The construction of the transmission line through Caja del Rio will disrupt the sanctity of essential cultural practices for the Tewa peoples and for Pueblos across New Mexico. For millennia, Tewa peoples have conducted traditional practices within the canyon, including prayer walks and kiva ceremonies. The land itself serves as a sacred place for the spiritual acknowledgment of Tewa ancestors, making it a perfect place to perform essential ceremonies. Moreover, an incredibly high number of culturally-significant petroglyphs color the landscape as an essential site for the preservation of sacred landmarks. 

The All Pueblo Council of Governors Chairman Mark Mitchell stated in a press release: “The recent desecration of petroglyphs in the Caja del Rio weighs heavy on the hearts of all Pueblo people throughout New Mexico and Texas. The act is nothing short of violence against our ongoing cultural connection and our spirits who reside on the landscape.” This act of cultural violence against Indigenous land serves as a reminder of the colonial nature of the United States government’s imperialist military enterprise, which seeks to build weapons of mass destruction worth trillions of dollars rather than diverting those resources to acknowledge the land rights of sovereign Indigenous nations and provide resource aid to communities who have been devastated by centuries of colonial violence.

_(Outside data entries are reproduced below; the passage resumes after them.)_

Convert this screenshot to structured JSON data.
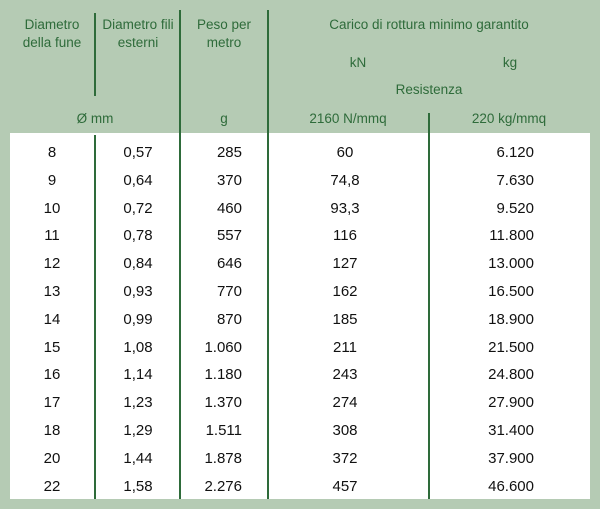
{
  "header": {
    "col1": "Diametro della fune",
    "col2": "Diametro fili esterni",
    "col3": "Peso per metro",
    "group": "Carico di rottura minimo garantito",
    "kn": "kN",
    "kg": "kg",
    "resistenza": "Resistenza",
    "unit_mm": "Ø mm",
    "unit_g": "g",
    "res1": "2160 N/mmq",
    "res2": "220 kg/mmq"
  },
  "rows": [
    [
      "8",
      "0,57",
      "285",
      "60",
      "6.120"
    ],
    [
      "9",
      "0,64",
      "370",
      "74,8",
      "7.630"
    ],
    [
      "10",
      "0,72",
      "460",
      "93,3",
      "9.520"
    ],
    [
      "11",
      "0,78",
      "557",
      "116",
      "11.800"
    ],
    [
      "12",
      "0,84",
      "646",
      "127",
      "13.000"
    ],
    [
      "13",
      "0,93",
      "770",
      "162",
      "16.500"
    ],
    [
      "14",
      "0,99",
      "870",
      "185",
      "18.900"
    ],
    [
      "15",
      "1,08",
      "1.060",
      "211",
      "21.500"
    ],
    [
      "16",
      "1,14",
      "1.180",
      "243",
      "24.800"
    ],
    [
      "17",
      "1,23",
      "1.370",
      "274",
      "27.900"
    ],
    [
      "18",
      "1,29",
      "1.511",
      "308",
      "31.400"
    ],
    [
      "20",
      "1,44",
      "1.878",
      "372",
      "37.900"
    ],
    [
      "22",
      "1,58",
      "2.276",
      "457",
      "46.600"
    ]
  ],
  "colors": {
    "header_bg": "#b5cbb4",
    "header_text": "#2e6b3a"
  }
}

Los Alamos National Laboratory has made its position as a tool for colonial oppression and nuclear expansion clear in crossing Caja del Rio and disrupting the ceremonial sites of the Tewa people, as well as diverting essential resources such as water, electricity, and land from local tribal communities, such as the Pueblo of San Ildefonso, Pueblo of Pojoaque, the Pueblo of Nambé, and many more. 

The struggle to stop the transmission line from crossing Caja del Rio and Tewa land will continue in earnest and requires the resistance of working-class peoples across New Mexico, Indigenous communities dedicated to protecting their land, and any and all allies in solidarity against the United States military complex.